Yamamoto’s poetic sensibility also embraced a sharp eye for social criticism, responding to the times in which he lived. The Taisho Era, which had embraced foreign influence, lifestyle choices and free-thought ended in 1926 when Yamamoto was only 12 years old. The following Showa Era, which lasted for the rest of Yamamoto’s life, was militaristic and aggressively suspicious of foreign influences, especially Communism (which was known to be linked to the European Surrealists). In Yamamoto’s case, the 1937 exhibition “Kaigai Chogenjitsushugi Sakuhinten” (Exhibition of Overseas Surrealist Works) inspired him to publish the Surrealist poetry journal Yoru no Funsui (“The Night’s Fountain”), but Yamamoto was forced to cease publication after the fourth volume due to censorship from the “Thought Police” (formally: Special Higher Police / Tokubetsu Koto Keisatsu). Avant-garde thought was under-attack. Some artists were jailed, while others lived in fear. Yamamoto and his colleagues continued to operate carefully and quietly “under the radar” through the wartime years with a strong sense of community. Yamamoto was a key member of several artist and poet groups including VIVI (which he founded) and with the avant-garde poets’ group VOU, organized by Katsue Kitasono, where Yamamoto contributed poetry and visual works to the group’s journal and “Keisho” exhibitions until 1978, when VOU dissolved.
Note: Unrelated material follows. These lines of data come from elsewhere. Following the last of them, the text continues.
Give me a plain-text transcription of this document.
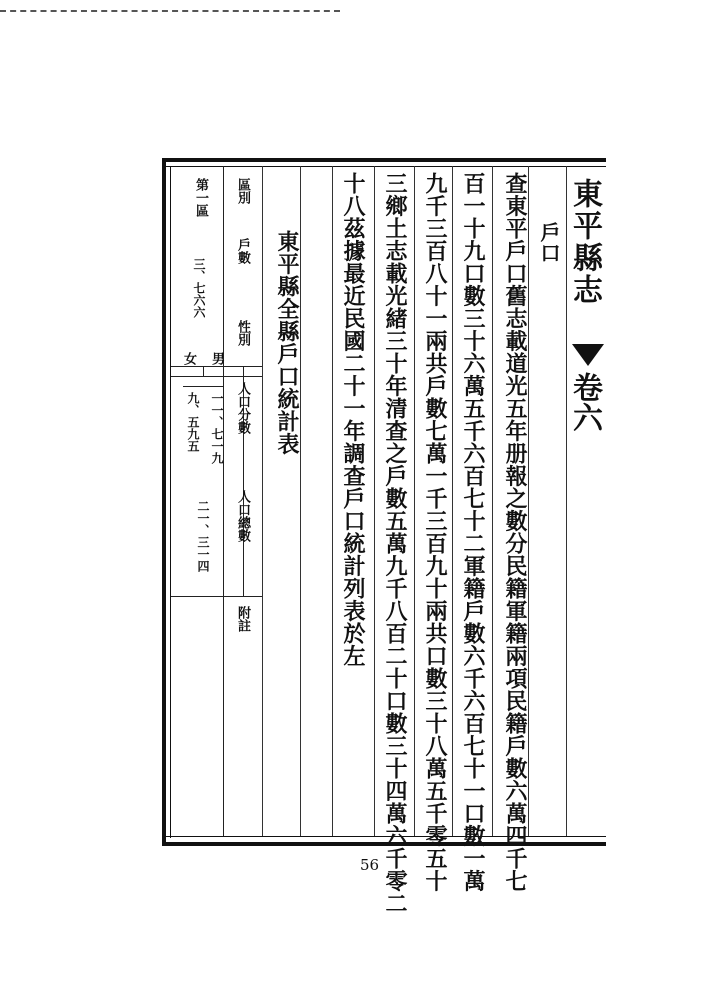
東平縣志
卷六
戶口
查東平戶口舊志載道光五年册報之數分民籍軍籍兩項民籍戶數六萬四千七
百一十九口數三十六萬五千六百七十二軍籍戶數六千六百七十一口數一萬
九千三百八十一兩共戶數七萬一千三百九十兩共口數三十八萬五千零五十
三鄉土志載光緒三十年清查之戶數五萬九千八百二十口數三十四萬六千零二
十八茲據最近民國二十一年調查戶口統計列表於左
東平縣全縣戶口統計表
區別
戶數
性別
人口分數
人口總數
附註
第一區
三、七六六
男
女
一一、七一九
九、五九五
二一、三一四
56
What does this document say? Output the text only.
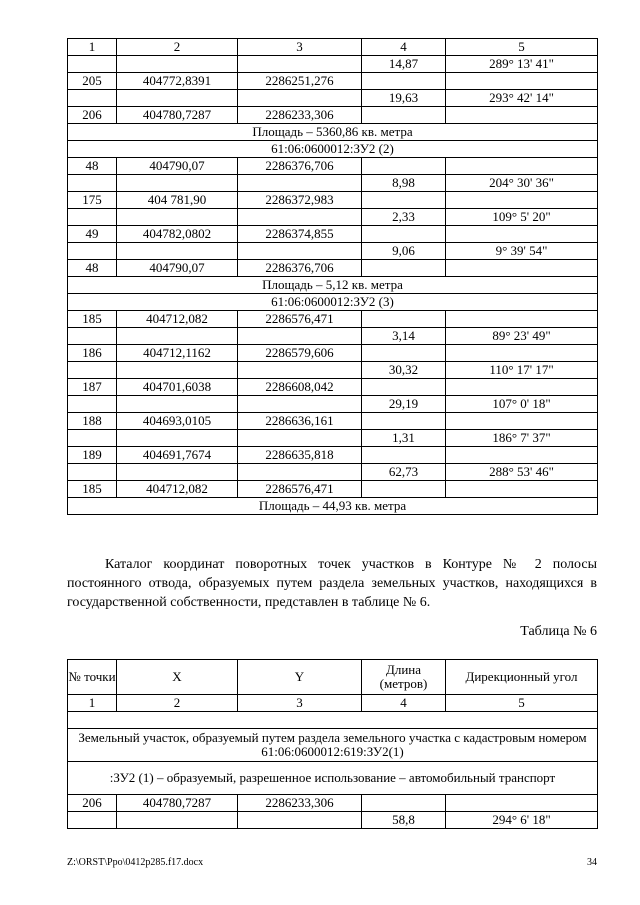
1	2	3	4	5
			14,87	289° 13' 41"
205	404772,8391	2286251,276		
			19,63	293° 42' 14"
206	404780,7287	2286233,306		
Площадь – 5360,86 кв. метра				
61:06:0600012:ЗУ2 (2)				
48	404790,07	2286376,706		
			8,98	204° 30' 36"
175	404 781,90	2286372,983		
			2,33	109° 5' 20"
49	404782,0802	2286374,855		
			9,06	9° 39' 54"
48	404790,07	2286376,706		
Площадь – 5,12 кв. метра				
61:06:0600012:ЗУ2 (3)				
185	404712,082	2286576,471		
			3,14	89° 23' 49"
186	404712,1162	2286579,606		
			30,32	110° 17' 17"
187	404701,6038	2286608,042		
			29,19	107° 0' 18"
188	404693,0105	2286636,161		
			1,31	186° 7' 37"
189	404691,7674	2286635,818		
			62,73	288° 53' 46"
185	404712,082	2286576,471		
Площадь – 44,93 кв. метра				
Каталог координат поворотных точек участков в Контуре № 2 полосы постоянного отвода, образуемых путем раздела земельных участков, находящихся в государственной собственности, представлен в таблице № 6.
Таблица № 6
№ точки	X	Y	Длина (метров)	Дирекционный угол
1	2	3	4	5

Земельный участок, образуемый путем раздела земельного участка с кадастровым номером 61:06:0600012:619:ЗУ2(1)				
:ЗУ2 (1) – образуемый, разрешенное использование – автомобильный транспорт				
206	404780,7287	2286233,306		
			58,8	294° 6' 18"
Z:\ORST\Ppo\0412p285.f17.docx	34
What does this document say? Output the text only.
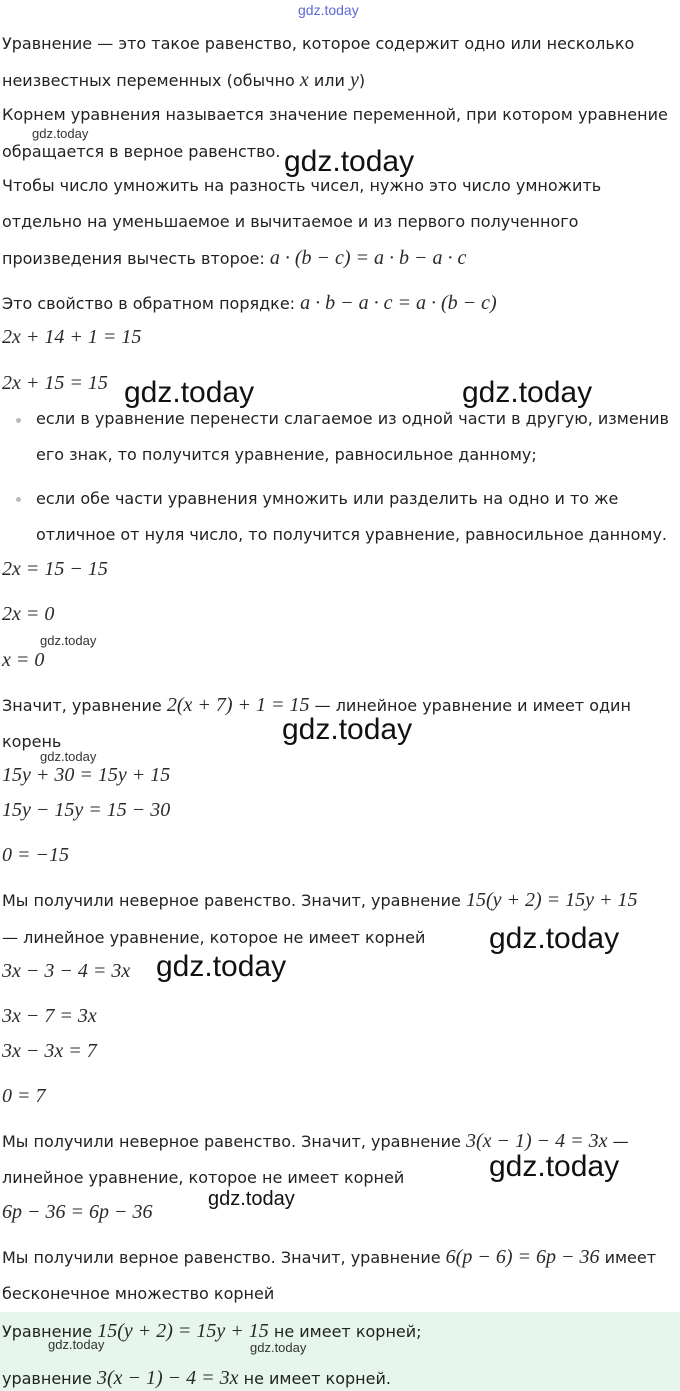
gdz.today
gdz.today
gdz.today
gdz.today	gdz.today
gdz.today
gdz.today
gdz.today
gdz.today
gdz.today
gdz.today
gdz.today
gdz.today	gdz.today
Уравнение — это такое равенство, которое содержит одно или несколько
неизвестных переменных (обычно x или y)
Корнем уравнения называется значение переменной, при котором уравнение
обращается в верное равенство.
Чтобы число умножить на разность чисел, нужно это число умножить
отдельно на уменьшаемое и вычитаемое и из первого полученного
произведения вычесть второе: a · (b − c) = a · b − a · c
Это свойство в обратном порядке: a · b − a · c = a · (b − c)
2x + 14 + 1 = 15
2x + 15 = 15
если в уравнение перенести слагаемое из одной части в другую, изменив
его знак, то получится уравнение, равносильное данному;
если обе части уравнения умножить или разделить на одно и то же
отличное от нуля число, то получится уравнение, равносильное данному.
2x = 15 − 15
2x = 0
x = 0
Значит, уравнение 2(x + 7) + 1 = 15 — линейное уравнение и имеет один
корень
15y + 30 = 15y + 15
15y − 15y = 15 − 30
0 = −15
Мы получили неверное равенство. Значит, уравнение 15(y + 2) = 15y + 15
— линейное уравнение, которое не имеет корней
3x − 3 − 4 = 3x
3x − 7 = 3x
3x − 3x = 7
0 = 7
Мы получили неверное равенство. Значит, уравнение 3(x − 1) − 4 = 3x —
линейное уравнение, которое не имеет корней
6p − 36 = 6p − 36
Мы получили верное равенство. Значит, уравнение 6(p − 6) = 6p − 36 имеет
бесконечное множество корней
Уравнение 15(y + 2) = 15y + 15 не имеет корней;
уравнение 3(x − 1) − 4 = 3x не имеет корней.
Yamamoto, by his nature, was never self-promoting – not even when he corresponded with French Surrealists to publish their works. He lived through oppressed times, but continued to work with commitment to Surrealism while other photographic trends formed in Japan and became historicized. A 2001 solo exhibition at Tokyo Station Gallery, co-curated by John Solt and Ryuichi Kaneko brought a new audience to Yamamoto’s lifelong work.


Nonaka-Hill’s exhibition marks a return of Yamamoto’s work to Los Angeles after two museum exhibitions in 2013. It was subject of a two-artist exhibition at J. Paul Getty Museum entitled: “Japan’s Modern Divide: The Photographs of Hiroshi Hamaya and Kansuke Yamamoto”(1), and was featured in LACMA’s exhibition “Drawing Surrealism” (2).

Yamamoto’s work is included in the collections of the Nagoya City Art Museum, Tokyo Photographic Art Museum, Santa Barbara Museum of Art, the J. Paul Getty Museum, The Art institute of Chicago, and others.